Как недавно мне повезло – как у Пикколомино в «Участи красоты на Земле», – так и на этот раз я остался цел и невредим. Правда, одна щека обморожена, вдобавок страшный понос, гноятся раны, исцарапанные вшами… Но есть лишь одно… моя судьба требует лишь одного: выстоять, даже на этот раз. Я цел и невредим, что дает мне надежду. Прощайте!
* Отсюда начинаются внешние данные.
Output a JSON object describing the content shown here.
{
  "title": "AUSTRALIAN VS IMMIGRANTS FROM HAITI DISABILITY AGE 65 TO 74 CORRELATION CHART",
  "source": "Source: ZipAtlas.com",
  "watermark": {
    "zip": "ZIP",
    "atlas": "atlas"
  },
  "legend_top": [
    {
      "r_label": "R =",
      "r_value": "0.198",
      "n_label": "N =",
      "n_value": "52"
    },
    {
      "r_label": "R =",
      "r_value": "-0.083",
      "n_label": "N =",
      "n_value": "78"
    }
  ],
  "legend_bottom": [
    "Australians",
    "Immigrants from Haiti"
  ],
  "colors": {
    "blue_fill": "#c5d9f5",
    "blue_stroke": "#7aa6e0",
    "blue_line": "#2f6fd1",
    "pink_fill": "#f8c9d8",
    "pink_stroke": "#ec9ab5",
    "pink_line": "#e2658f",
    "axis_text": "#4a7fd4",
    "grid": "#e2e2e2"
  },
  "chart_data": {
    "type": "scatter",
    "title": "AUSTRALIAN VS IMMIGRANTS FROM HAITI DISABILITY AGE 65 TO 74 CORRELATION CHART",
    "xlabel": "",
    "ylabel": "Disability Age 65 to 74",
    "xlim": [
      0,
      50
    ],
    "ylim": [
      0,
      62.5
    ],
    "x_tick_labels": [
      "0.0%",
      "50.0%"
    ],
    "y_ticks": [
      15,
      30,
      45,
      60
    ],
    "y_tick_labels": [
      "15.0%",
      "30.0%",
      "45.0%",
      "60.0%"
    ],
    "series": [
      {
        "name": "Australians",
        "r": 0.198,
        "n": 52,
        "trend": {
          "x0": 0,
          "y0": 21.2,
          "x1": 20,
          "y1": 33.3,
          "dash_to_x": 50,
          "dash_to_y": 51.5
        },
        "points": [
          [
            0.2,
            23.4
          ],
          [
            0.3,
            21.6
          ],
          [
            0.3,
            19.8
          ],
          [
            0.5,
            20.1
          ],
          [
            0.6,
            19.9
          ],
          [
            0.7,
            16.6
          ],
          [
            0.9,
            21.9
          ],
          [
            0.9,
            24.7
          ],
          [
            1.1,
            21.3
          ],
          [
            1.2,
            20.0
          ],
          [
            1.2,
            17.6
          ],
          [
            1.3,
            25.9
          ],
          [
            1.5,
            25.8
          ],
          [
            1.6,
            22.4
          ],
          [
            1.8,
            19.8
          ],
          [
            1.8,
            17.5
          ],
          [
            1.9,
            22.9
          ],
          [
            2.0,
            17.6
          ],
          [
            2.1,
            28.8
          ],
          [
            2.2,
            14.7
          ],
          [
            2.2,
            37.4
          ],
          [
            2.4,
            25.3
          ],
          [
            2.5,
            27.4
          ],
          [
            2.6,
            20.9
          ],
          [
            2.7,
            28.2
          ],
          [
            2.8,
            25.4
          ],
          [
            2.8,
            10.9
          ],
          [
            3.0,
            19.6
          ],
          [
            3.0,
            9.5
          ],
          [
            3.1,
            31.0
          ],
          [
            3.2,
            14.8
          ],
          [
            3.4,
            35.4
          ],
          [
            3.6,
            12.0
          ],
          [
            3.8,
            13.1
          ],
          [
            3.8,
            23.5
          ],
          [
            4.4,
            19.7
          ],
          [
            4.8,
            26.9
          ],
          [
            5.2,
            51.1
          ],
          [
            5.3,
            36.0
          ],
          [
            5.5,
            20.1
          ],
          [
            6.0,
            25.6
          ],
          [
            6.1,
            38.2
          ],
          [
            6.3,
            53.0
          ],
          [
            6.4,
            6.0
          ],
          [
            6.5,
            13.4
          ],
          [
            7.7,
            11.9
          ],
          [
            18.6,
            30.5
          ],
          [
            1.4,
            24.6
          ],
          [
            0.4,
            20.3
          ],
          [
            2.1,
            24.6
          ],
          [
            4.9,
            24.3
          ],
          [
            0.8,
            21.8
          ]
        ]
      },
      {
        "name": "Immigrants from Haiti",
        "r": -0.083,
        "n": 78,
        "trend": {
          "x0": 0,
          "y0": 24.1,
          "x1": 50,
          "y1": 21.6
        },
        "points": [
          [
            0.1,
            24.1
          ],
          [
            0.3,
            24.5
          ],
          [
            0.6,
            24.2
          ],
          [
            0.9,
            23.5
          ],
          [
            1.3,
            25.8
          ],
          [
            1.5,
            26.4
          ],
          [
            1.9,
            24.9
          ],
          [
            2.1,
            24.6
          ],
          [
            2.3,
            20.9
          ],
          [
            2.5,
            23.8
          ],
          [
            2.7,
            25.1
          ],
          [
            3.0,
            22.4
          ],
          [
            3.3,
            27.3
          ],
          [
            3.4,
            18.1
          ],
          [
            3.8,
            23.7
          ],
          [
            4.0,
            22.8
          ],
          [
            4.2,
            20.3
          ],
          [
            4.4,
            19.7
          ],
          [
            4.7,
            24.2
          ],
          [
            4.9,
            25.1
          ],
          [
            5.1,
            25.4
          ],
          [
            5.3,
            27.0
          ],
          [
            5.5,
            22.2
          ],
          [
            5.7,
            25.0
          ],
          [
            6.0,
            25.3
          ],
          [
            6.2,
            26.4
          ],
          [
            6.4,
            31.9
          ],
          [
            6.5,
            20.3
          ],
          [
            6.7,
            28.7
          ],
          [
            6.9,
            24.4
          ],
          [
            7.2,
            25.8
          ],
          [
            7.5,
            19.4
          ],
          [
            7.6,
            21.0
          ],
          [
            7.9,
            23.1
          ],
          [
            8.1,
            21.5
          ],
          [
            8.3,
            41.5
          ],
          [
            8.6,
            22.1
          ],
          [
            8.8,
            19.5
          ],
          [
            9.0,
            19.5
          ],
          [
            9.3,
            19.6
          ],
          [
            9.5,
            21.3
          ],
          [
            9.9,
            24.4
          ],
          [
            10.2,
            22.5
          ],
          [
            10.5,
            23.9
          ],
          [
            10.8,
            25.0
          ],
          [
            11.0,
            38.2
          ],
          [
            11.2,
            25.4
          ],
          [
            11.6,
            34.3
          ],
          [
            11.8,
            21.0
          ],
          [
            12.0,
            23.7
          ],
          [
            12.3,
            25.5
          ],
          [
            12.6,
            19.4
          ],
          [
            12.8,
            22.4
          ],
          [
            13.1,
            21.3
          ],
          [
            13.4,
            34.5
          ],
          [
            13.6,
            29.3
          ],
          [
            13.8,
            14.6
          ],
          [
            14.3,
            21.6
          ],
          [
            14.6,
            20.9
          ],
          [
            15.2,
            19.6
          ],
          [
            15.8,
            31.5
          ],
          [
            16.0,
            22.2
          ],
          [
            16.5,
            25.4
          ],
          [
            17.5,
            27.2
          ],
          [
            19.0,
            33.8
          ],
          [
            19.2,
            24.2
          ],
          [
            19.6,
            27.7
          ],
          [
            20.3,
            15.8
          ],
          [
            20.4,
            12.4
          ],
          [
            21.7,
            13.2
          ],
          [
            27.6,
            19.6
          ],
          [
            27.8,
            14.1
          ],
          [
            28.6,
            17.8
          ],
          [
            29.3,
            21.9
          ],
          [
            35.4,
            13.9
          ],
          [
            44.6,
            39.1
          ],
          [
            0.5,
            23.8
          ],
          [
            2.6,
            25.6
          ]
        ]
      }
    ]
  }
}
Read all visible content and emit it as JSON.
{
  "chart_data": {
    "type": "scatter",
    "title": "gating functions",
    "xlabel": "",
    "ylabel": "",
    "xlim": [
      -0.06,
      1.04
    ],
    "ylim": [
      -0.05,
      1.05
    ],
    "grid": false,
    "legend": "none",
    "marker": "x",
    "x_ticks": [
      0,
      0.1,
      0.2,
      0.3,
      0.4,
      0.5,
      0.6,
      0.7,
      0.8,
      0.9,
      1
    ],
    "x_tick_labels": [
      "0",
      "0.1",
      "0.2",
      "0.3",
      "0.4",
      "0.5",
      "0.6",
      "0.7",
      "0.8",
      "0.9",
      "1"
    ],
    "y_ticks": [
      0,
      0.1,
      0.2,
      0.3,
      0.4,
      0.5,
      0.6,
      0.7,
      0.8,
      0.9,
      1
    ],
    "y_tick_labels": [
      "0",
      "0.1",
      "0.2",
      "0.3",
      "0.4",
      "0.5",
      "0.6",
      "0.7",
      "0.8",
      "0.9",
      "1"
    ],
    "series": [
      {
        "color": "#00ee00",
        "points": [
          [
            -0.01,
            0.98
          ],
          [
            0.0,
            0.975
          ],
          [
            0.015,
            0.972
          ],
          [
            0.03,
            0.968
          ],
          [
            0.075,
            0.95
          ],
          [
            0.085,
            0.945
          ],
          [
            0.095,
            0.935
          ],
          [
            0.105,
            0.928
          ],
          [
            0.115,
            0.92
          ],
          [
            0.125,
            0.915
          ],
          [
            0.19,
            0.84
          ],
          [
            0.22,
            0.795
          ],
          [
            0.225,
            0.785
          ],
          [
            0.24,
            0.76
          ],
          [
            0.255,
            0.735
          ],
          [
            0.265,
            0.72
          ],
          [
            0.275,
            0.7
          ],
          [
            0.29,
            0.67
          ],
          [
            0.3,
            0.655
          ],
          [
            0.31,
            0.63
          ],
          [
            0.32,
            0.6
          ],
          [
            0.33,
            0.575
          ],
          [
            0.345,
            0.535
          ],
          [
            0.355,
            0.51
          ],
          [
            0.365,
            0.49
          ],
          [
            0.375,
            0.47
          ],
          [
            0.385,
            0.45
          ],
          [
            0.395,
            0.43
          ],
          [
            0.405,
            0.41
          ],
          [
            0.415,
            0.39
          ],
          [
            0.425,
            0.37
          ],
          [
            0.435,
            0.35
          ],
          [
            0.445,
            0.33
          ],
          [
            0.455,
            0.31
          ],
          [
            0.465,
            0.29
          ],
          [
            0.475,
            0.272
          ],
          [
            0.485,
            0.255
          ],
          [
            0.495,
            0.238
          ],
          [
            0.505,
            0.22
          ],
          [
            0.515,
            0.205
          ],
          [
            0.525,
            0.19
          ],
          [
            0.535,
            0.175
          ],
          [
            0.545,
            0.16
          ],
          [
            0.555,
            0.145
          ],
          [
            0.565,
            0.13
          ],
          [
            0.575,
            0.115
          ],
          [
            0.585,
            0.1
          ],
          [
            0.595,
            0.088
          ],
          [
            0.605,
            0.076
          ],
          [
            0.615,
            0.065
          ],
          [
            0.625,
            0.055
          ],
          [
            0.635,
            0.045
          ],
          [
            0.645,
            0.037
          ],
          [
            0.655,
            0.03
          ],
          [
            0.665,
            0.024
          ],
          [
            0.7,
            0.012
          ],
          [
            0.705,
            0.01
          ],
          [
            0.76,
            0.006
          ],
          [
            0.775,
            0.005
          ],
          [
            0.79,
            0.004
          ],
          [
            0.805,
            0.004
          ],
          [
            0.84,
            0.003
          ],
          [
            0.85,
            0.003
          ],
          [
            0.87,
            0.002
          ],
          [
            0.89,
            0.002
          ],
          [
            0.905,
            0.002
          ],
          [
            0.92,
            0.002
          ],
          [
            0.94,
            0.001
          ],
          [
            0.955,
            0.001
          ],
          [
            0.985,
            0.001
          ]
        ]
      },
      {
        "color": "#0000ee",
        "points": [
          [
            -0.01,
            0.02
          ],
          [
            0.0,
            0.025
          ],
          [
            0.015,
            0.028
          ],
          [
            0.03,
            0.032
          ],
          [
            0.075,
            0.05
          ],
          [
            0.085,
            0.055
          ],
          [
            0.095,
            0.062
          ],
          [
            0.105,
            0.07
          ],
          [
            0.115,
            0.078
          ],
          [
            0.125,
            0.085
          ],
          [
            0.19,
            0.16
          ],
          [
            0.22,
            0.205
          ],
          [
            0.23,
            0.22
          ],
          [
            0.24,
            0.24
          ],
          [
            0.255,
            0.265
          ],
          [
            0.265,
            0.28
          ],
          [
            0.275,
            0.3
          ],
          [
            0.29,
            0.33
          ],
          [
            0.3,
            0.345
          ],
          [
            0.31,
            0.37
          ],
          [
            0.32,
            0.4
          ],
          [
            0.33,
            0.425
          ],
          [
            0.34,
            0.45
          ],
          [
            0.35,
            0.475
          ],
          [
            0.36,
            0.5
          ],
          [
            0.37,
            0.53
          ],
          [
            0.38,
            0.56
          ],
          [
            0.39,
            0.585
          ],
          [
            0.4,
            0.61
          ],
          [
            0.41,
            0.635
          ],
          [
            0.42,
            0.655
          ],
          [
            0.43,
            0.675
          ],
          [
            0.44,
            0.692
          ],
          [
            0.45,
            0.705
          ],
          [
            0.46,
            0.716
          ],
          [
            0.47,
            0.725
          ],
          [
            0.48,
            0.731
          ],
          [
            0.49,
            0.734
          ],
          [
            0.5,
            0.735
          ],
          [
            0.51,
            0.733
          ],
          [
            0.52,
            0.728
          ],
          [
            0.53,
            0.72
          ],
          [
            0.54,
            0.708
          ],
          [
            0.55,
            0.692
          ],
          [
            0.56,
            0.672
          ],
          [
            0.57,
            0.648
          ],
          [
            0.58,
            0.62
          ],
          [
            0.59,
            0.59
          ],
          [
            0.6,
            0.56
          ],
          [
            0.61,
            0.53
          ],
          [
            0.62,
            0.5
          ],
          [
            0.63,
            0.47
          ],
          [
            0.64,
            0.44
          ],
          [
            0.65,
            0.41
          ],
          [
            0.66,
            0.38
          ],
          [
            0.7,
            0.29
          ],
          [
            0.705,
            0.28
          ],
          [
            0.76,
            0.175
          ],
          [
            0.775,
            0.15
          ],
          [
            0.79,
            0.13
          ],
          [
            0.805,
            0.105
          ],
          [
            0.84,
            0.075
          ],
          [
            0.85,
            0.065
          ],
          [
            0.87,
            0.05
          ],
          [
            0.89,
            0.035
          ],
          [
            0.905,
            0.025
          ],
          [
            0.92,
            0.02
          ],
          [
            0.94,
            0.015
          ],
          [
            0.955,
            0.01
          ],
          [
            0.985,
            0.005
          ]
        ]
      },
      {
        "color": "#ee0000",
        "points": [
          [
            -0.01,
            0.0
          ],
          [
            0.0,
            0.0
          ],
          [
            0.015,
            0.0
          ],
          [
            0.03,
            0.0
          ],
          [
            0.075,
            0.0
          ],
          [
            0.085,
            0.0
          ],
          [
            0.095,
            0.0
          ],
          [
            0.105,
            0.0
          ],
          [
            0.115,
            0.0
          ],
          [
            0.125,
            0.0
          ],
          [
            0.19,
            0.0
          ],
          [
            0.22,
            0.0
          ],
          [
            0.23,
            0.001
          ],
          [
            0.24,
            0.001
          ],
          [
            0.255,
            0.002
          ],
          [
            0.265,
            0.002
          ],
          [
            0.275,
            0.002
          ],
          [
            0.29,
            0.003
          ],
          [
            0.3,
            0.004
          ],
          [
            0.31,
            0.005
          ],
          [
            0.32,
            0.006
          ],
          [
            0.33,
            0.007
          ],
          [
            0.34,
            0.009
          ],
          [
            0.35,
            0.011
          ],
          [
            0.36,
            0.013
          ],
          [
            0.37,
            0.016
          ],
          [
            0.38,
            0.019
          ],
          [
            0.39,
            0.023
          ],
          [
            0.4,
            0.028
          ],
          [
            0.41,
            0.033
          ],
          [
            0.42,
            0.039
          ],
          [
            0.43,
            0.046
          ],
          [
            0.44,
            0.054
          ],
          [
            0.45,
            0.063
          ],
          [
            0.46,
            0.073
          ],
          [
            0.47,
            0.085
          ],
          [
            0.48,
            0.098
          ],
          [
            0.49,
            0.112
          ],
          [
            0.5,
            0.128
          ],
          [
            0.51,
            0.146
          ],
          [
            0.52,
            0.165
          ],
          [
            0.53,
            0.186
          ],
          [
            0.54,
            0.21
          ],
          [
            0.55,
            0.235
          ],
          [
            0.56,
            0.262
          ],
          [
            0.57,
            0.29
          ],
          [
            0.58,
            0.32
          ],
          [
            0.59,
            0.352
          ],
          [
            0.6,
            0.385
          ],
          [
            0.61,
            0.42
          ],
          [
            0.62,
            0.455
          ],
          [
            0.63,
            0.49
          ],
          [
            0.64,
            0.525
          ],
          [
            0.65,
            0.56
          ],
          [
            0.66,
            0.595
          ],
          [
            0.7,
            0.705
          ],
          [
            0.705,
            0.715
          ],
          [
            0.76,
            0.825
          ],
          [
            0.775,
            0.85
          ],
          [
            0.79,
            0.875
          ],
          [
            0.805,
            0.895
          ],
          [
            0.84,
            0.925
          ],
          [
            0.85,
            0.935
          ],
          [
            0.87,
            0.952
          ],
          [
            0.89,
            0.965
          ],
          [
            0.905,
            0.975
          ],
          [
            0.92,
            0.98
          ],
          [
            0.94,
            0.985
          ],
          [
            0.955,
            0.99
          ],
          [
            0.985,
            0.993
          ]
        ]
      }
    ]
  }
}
С наилучшими пожеланиями от 11.12. Писать невозможно. Харальд.


13 декабря 1941 года

Мои дорогие домашние!

К моим адским страданиям последних нескольких недель добавлялись и переживания о том, что я так долго оставлял вас без весточки о себе, особенно на Рождество, что приходится подвергать вас мукам ожидания и тревоги. Мы все надеемся, что в ближайшие несколько дней положение изменится, и тогда вы получите от меня подробные новости. До сих пор это было невозможно, борьба за существование требовала напряжения всех сил без остатка. Лишь абсолютная неизбежность судьбы заставила нас вынести то, что иначе мы бы никогда не вынесли. Как мало тех, которые прошли через то, что мы переживаем сейчас! Кончится ли все это когда-нибудь? Отметины наверняка останутся до конца жизни. Но, несмотря на то, что от этих переживаний у нас перехватывало дыхание, оно не лишило меня дара речи, и я хочу описать это, хочу рассказать об этом, не таясь и не скрывая ничего из каких-то там опасений или деликатности. Нужно высказать все – не только потому, как справедливо пишет Марион, что мне и самому станет легче, но еще и потому, что не хочется забыть ни одной мелочи, в этих ужасных «доколе же еще?» и «я обвиняю», вызывающих праведный вопль у всех измученных людей.